I later found out that the European version of Nutella is different than the American version, there is no palm oil added to the European brand. So it is not only India that is sold substandard items — we of course get the American version
Nutella is marketed to be healthy because it is made up of hazelnuts but after looking at the ingredient list I knew otherwise. The first ingredient is sugar and in case you were not aware — ingredients must be listed in order of proportion of the total content. Ok, I should have the common sense to know this fact, but as always it hits you after seeing it in print.

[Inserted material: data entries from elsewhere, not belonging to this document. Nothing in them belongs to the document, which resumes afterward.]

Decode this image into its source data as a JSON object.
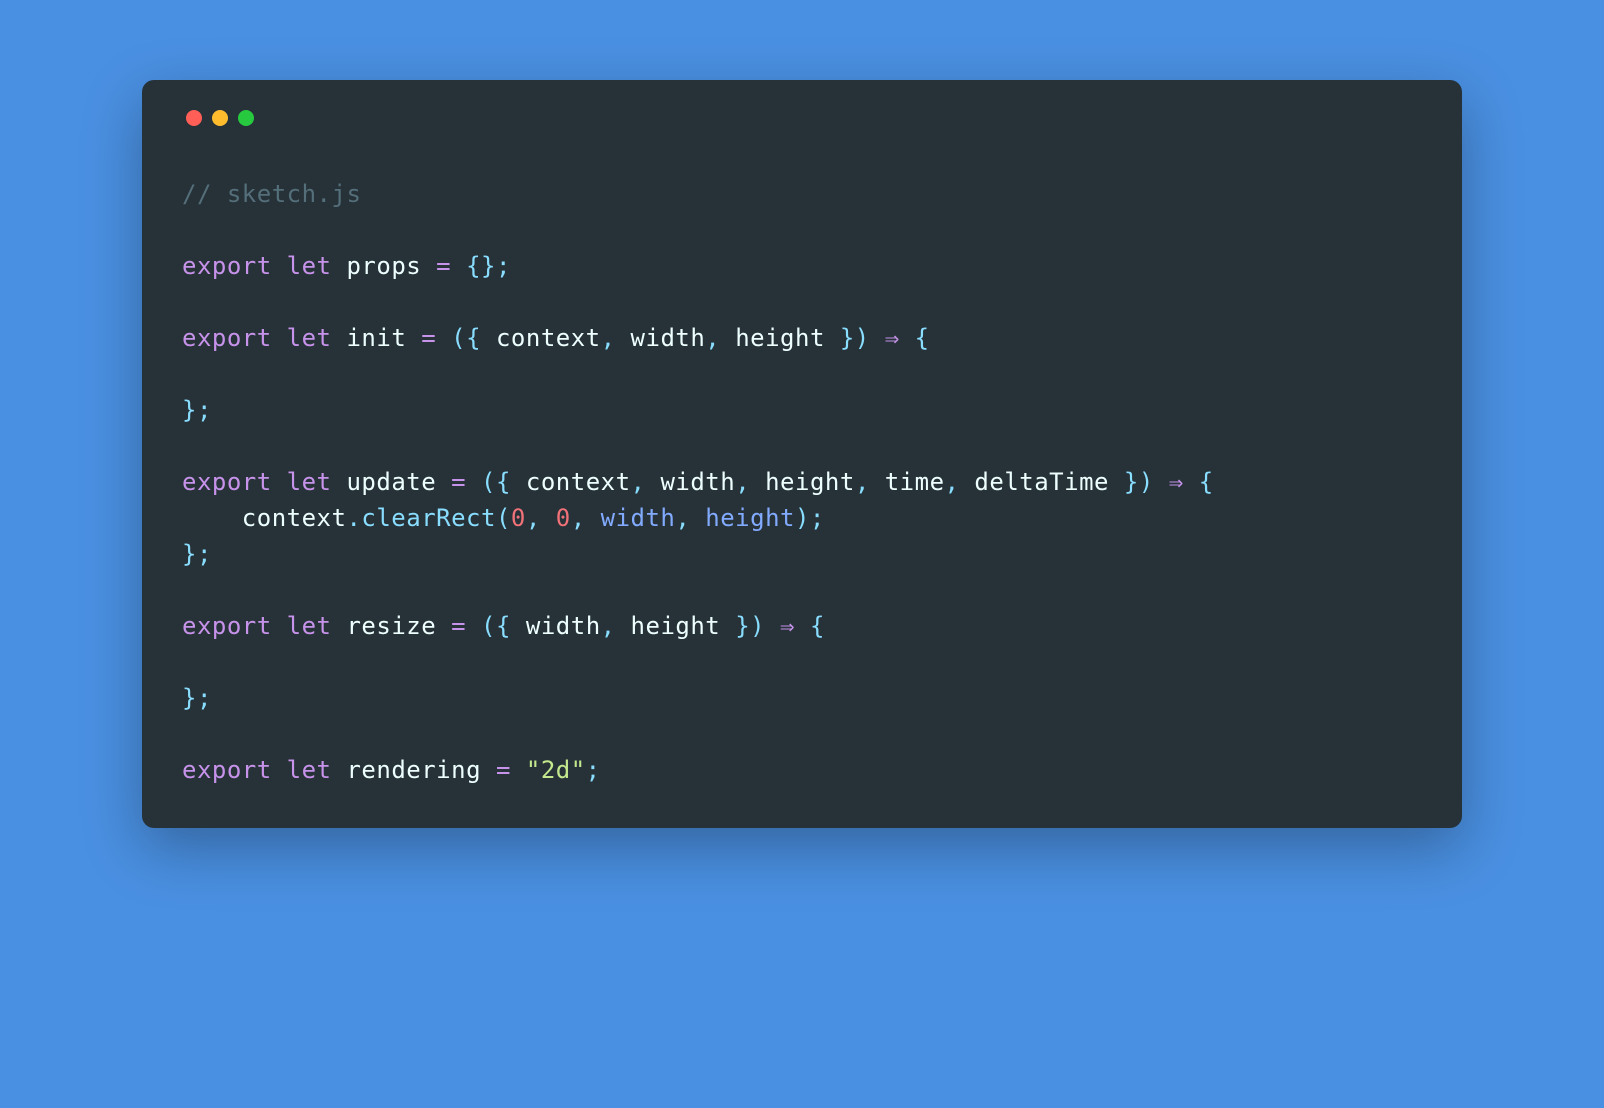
{
  "window_controls": {
    "close": "close",
    "minimize": "minimize",
    "maximize": "maximize"
  },
  "code": {
    "comment_prefix": "// ",
    "filename": "sketch.js",
    "kw_export": "export",
    "kw_let": "let",
    "var_props": "props",
    "eq": " = ",
    "empty_obj": "{};",
    "var_init": "init",
    "open_destruct": "({ ",
    "p_context": "context",
    "comma": ", ",
    "p_width": "width",
    "p_height": "height",
    "close_destruct": " })",
    "arrow": " ⇒ ",
    "open_brace": "{",
    "close_block": "};",
    "var_update": "update",
    "p_time": "time",
    "p_deltaTime": "deltaTime",
    "indent": "    ",
    "ctx": "context",
    "dot": ".",
    "m_clearRect": "clearRect",
    "lparen": "(",
    "zero": "0",
    "rparen_semi": ");",
    "var_resize": "resize",
    "var_rendering": "rendering",
    "str_2d": "\"2d\"",
    "semi": ";"
  }
}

The second ingredient is modified palm oil. The nutella website does not explain how it is modified but after doing some research I found that modified palm oil is fractionated oil. Fractionated basically means that the palm oil has had some saturated fats removed from it to smooth the texture, and make it more liquid. Modified is not the same as hydrogenated. Adding hydrogens to a fat makes it more solid and longer lasting. Fractionation makes it more flexible of a fat and more fluid.
The third ingredient finally is hazelnuts. These nuts are not so popular in India but in Europe and the US these nuts give flavor to everything from coffee to ice cream. In addition to flavor, hazelnuts are an excellent source of vitamin E, dietary fiber, magnesium, and B vitamins. They also have the lowest percentages of saturated fat (along with pinenuts and almonds) and one of the best nut sources of heart healthy mono- and polyunsaturated fats.
Unfortunately this all does not make nutella healthy. The amount of hazelnuts is 18% but the sugar and fat content is just too high to make this a healthy part of your daily diet. The company promotes it as a healthy spread on bread for breakfast and lunch and fool people in thinking that it is healthy.
Bottom Line: Nutella has 190 calories for two tablespoons — very high when you are trying to watch your weight. Use sparingly.